Several variations can be also considered: revenue instead of bookings, pageview-to-unit conversion rate instead of pageviews, etc. But still, we use to consider the product as a silo without considering where it was seen or listed in the website, or even where has it been added to the cart from. So, let's take for example two products, one falling in the cash-cow category (few pageviews, high bookings) and another one falling in the Problematic category (high pageviews, low bookings). At this point we can formulate some questions regarding those pageviews generated:

- From which devices?
- From which traffic sources?

And, the new one:

- Where in our website or app was this product seen? Was it in the homepage? Was it at as a result of a search? Are there differences on performance depending where on our website we show the product? Does it make sense to promote those products in the same places through our website or app?

It might be the case that product A (the cash-cow) is listed in the homepage and, for example, in a category overview, and that product B (the problematic one) is listed only in the homepage. In this case we should analyze the ratio of sales (or cart entries) and impressions, segmented by the location in the website or app where the product impression took place.

This topic gets more importance as the concept of list is rapidly spreading over the businesses. The traditional concept of category is being replaced by meta-categories, by personalization, by searches and refinements, etc. The concept of category pages and the concept of static product showing is gone: lists are replacing them.
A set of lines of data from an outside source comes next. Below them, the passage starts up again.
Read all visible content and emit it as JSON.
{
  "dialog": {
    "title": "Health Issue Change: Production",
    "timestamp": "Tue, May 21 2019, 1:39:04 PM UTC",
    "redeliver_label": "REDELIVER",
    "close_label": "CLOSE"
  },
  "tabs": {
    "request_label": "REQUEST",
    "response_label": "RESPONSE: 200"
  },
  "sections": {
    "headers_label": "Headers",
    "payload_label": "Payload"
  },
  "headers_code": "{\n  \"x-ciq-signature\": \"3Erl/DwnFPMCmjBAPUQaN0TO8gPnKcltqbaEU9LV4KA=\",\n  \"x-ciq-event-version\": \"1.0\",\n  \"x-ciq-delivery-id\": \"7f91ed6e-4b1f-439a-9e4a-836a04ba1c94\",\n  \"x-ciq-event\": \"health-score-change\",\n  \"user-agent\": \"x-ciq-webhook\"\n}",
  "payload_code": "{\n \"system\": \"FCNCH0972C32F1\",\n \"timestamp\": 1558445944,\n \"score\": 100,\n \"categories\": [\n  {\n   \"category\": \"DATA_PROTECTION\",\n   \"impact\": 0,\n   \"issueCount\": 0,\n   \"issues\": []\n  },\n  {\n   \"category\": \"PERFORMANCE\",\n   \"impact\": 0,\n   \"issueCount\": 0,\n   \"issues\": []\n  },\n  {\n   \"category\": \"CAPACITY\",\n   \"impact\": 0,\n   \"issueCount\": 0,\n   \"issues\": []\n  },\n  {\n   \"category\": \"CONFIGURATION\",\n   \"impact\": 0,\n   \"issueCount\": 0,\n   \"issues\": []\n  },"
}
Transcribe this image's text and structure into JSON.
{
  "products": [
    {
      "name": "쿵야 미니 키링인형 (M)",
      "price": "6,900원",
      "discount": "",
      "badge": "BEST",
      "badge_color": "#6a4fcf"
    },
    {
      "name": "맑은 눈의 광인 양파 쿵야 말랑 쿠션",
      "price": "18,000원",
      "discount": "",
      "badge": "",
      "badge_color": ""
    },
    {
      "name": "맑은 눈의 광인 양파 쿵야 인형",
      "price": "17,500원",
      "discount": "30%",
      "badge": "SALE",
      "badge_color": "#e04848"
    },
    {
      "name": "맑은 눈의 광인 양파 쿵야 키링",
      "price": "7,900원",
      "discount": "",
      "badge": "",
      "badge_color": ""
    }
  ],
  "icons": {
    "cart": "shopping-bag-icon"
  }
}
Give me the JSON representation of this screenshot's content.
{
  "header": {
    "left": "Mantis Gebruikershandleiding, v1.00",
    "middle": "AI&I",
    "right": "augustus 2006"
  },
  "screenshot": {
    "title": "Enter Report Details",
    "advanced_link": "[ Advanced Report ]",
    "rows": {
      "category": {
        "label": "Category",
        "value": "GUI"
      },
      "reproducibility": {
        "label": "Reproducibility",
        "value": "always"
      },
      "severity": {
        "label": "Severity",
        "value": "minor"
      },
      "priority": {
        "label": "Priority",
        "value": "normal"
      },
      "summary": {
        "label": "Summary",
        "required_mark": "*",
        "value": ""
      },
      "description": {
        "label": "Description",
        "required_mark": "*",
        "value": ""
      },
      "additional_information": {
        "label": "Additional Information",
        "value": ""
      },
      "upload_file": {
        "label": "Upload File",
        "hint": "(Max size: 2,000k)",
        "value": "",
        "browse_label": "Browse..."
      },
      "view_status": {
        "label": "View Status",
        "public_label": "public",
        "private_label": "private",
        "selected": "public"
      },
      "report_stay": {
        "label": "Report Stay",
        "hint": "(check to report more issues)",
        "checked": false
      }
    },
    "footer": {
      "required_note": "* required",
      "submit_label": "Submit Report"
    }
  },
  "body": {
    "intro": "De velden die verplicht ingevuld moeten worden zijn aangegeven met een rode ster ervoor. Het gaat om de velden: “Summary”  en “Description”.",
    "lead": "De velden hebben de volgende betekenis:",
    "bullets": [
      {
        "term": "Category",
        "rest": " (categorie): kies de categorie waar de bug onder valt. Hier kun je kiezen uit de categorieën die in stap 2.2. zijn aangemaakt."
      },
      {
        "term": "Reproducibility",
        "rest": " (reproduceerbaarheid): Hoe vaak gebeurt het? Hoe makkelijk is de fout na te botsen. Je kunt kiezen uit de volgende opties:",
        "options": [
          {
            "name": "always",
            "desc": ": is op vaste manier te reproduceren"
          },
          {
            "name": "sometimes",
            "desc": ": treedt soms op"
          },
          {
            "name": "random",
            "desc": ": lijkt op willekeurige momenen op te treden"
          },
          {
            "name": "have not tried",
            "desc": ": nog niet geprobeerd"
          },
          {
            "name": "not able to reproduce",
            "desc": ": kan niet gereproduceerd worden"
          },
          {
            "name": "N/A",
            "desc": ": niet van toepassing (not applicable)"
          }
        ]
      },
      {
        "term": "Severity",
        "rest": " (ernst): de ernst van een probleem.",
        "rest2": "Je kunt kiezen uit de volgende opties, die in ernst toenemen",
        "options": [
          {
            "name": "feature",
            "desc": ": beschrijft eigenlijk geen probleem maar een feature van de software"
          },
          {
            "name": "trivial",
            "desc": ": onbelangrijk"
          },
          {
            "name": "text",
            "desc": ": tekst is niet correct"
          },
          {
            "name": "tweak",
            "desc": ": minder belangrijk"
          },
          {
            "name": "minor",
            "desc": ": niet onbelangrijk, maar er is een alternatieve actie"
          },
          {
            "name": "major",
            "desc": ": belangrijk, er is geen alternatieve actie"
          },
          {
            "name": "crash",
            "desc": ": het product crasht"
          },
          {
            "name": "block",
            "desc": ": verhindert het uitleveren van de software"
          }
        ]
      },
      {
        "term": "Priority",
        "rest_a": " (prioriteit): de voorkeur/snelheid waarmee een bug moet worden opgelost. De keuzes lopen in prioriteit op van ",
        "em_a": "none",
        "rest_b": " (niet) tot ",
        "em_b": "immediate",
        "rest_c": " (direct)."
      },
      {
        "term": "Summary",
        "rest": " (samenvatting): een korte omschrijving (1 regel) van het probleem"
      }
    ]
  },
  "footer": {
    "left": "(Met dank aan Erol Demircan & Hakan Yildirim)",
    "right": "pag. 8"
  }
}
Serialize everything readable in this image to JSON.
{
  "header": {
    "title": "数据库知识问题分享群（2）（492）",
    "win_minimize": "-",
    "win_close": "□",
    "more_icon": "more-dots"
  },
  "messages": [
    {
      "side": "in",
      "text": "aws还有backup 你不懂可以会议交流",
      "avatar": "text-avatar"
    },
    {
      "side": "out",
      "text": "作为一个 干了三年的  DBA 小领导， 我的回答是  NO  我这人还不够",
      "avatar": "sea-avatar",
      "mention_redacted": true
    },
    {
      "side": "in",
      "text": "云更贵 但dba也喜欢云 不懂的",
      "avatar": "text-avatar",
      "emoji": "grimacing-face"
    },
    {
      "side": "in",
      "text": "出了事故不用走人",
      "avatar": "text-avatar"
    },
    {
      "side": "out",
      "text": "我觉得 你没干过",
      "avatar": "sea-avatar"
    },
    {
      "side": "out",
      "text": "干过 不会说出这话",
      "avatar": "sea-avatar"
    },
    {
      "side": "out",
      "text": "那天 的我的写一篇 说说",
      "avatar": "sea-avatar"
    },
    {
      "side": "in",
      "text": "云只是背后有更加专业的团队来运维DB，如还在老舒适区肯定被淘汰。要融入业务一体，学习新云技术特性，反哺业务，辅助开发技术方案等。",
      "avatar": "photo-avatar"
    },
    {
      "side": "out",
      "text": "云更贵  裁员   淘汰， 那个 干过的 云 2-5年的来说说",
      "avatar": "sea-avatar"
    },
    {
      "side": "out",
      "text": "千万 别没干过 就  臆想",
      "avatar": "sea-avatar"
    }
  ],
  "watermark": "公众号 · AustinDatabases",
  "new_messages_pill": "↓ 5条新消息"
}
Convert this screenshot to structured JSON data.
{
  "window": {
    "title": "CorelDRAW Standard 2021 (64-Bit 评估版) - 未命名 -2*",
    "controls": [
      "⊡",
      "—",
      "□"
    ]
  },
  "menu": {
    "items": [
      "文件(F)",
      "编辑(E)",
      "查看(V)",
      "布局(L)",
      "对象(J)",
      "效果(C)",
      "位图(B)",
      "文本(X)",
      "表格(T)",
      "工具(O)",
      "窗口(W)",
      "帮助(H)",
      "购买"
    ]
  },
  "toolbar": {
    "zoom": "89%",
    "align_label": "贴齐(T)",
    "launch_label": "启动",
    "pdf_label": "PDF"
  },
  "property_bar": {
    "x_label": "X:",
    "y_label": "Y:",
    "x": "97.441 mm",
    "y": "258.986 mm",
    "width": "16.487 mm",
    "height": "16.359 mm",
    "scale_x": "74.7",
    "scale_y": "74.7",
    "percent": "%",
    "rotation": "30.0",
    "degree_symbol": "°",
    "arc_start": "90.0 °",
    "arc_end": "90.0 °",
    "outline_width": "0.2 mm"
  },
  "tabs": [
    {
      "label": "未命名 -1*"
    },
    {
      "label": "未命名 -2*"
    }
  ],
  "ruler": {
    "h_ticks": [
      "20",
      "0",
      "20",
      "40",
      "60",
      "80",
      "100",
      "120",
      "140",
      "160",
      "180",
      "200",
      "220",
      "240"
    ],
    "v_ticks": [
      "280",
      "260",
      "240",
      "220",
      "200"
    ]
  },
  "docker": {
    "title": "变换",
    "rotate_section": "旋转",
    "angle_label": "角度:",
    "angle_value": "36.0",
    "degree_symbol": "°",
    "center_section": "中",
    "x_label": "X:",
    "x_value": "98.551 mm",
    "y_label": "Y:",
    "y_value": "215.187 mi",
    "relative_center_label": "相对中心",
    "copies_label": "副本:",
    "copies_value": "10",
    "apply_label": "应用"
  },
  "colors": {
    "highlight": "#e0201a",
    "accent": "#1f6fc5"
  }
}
Furthermore, lists are dynamic as a result of our own browsing experience and personalization efforts.


Fortunately, tools are very aware of this, and this time we want to go through the basics of Google Analytics' Enhanced E-commerce. You will find the full information about the reporting capabilities and technical instructions here. To give you a glance of the kind of reports you can find, we can state:

  • Goal funnel analysis: how users flow through your goal funnel, where did they abandoned it, and how many re-entered it.
  • Checkout behavior analysis: how users flow through the different steps of your checkout process, how many abandon it, and in which steps. The interesting part of this is that you can later create segments of users based on their behavior on the checkout. For instance, those who reached step 1 but not step 2!
  • Product performance: these are the reports that relate sales performance (bookings, transactions, quantity, etc) with shopping behavior (product listings views, product details views, product adds to carts, product removals, and their correspondent rates).
This feature of Google Analytics allow us to understand better how a product performs also in terms of intention of purchase by relating some concepts of its merchandizing (such as lists and internal promotions) with its sales performance. This will help us to find the better placement(s) for a product, or a set of products in our website or app.

As always, the power of this tool also relies on the segmentation capabilities. Understanding the lists' behavior over different devices, user type, traffic source, etc., allow us to serve a better user experience. Placing the right product in the right place is a must-have on your merchadizing strategy, and it's something that traditional off-line retailers have been doing for a long time.

Just to finish, a plea to e-retailers: stop pushing products all through your website. Stop sending me every single product that can be purchased. More does not necessarily mean better. Every product has its right placement(s). You just need to find it (them). Enhanced e-commerce will allow you to do so.